Need For Postmodern Approach to Agriculture

Negative Consequences of Green Revolution: Modern agriculture, based on science-driven technologies and symbolised by the Green Revolution, is now viewed as a double-edged sword.  In tripling food grain production, nitrogenous fertiliser use went up 10-fold in India, with increasing application of agrochemicals and growing dependence on fossil fuel energy.

Prospects of Sustainable agriculture (SA): As postmodern agriculture is based on the concept of sustainability of agriculture, it counters monocultural production models.

Strategy in Build Up to Post-modern Agriculture

Agroforestry: Agroforestry’s 25 million hectares of tree-based farming systems provide fruit, fodder, fuel, fibre and timber while enriching the ecology through nutrient recycling, carbon storage, biodiversity preservation, soil and water conservation.

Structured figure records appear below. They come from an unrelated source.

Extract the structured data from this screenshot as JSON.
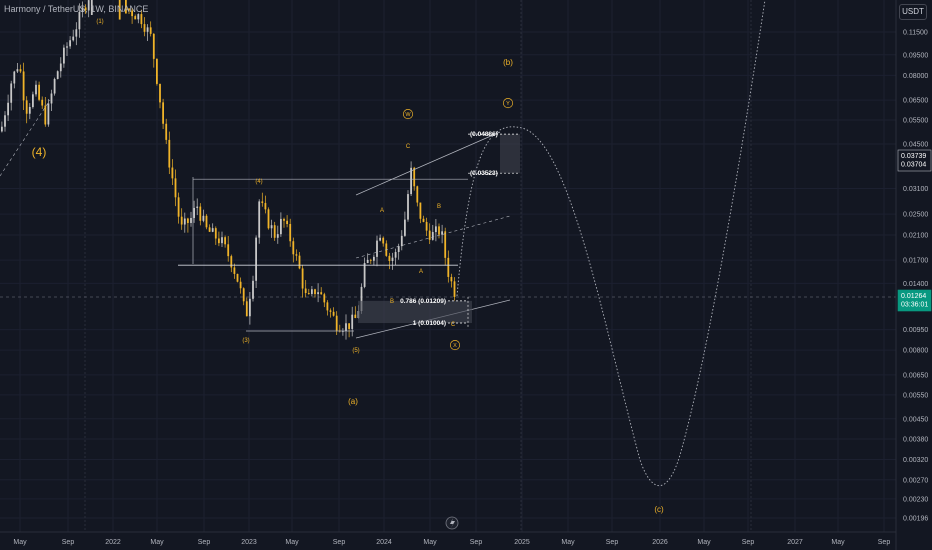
{
  "header": {
    "symbol_title": "Harmony / TetherUS, 1W, BINANCE",
    "currency_button": "USDT"
  },
  "chart_data": {
    "type": "candlestick",
    "title": "Harmony / TetherUS, 1W, BINANCE",
    "y_scale": "log",
    "ylim": [
      0.0018,
      0.14
    ],
    "y_ticks": [
      "0.11500",
      "0.09500",
      "0.08000",
      "0.06500",
      "0.05500",
      "0.04500",
      "0.03100",
      "0.02500",
      "0.02100",
      "0.01700",
      "0.01400",
      "0.00950",
      "0.00800",
      "0.00650",
      "0.00550",
      "0.00450",
      "0.00380",
      "0.00320",
      "0.00270",
      "0.00230",
      "0.00196"
    ],
    "x_ticks": [
      "May",
      "Sep",
      "2022",
      "May",
      "Sep",
      "2023",
      "May",
      "Sep",
      "2024",
      "May",
      "Sep",
      "2025",
      "May",
      "Sep",
      "2026",
      "May",
      "Sep",
      "2027",
      "May",
      "Sep"
    ],
    "price_labels": {
      "boxA_upper": "0.03739",
      "boxA_lower": "0.03704",
      "current_price": "0.01264",
      "countdown": "03:36:01"
    },
    "fib_levels": [
      {
        "label": "(0.04886)",
        "value": 0.04886
      },
      {
        "label": "(0.03523)",
        "value": 0.03523
      },
      {
        "label": "0.786 (0.01209)",
        "value": 0.01209
      },
      {
        "label": "1 (0.01004)",
        "value": 0.01004
      }
    ],
    "horizontal_levels": [
      0.0335,
      0.0163,
      0.0093
    ],
    "wave_labels": [
      "(4)",
      "(1)",
      "(4)",
      "(3)",
      "(5)",
      "(a)",
      "(b)",
      "(c)",
      "W",
      "X",
      "Y",
      "A",
      "B",
      "C",
      "A",
      "B",
      "C"
    ],
    "colors": {
      "up": "#c8c8c8",
      "down": "#f0b429",
      "background": "#131722",
      "price_badge": "#089981",
      "wave_label": "#f0b429"
    }
  }
}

Conservation Agriculture: Conservation agriculture is practised in about two million hectares, primarily in India’s wheat-rice region. It addresses low efficiency use of water, nutrients and energy. Its practices include zero tillage, laser levelling, crop sequencing, precision irrigation, use of stress-tolerant and climate-resilient varieties, and retention of crop residues as opposed to burning.

Zero-Budget Natural Farming (ZBNF): It has a backto-the-basics approach where chemical-free farming with leguminous intercrops uses traditional in situ botanical extracts and livestock wastes to improve soil fertility and crop productivity while controlling cultivation costs.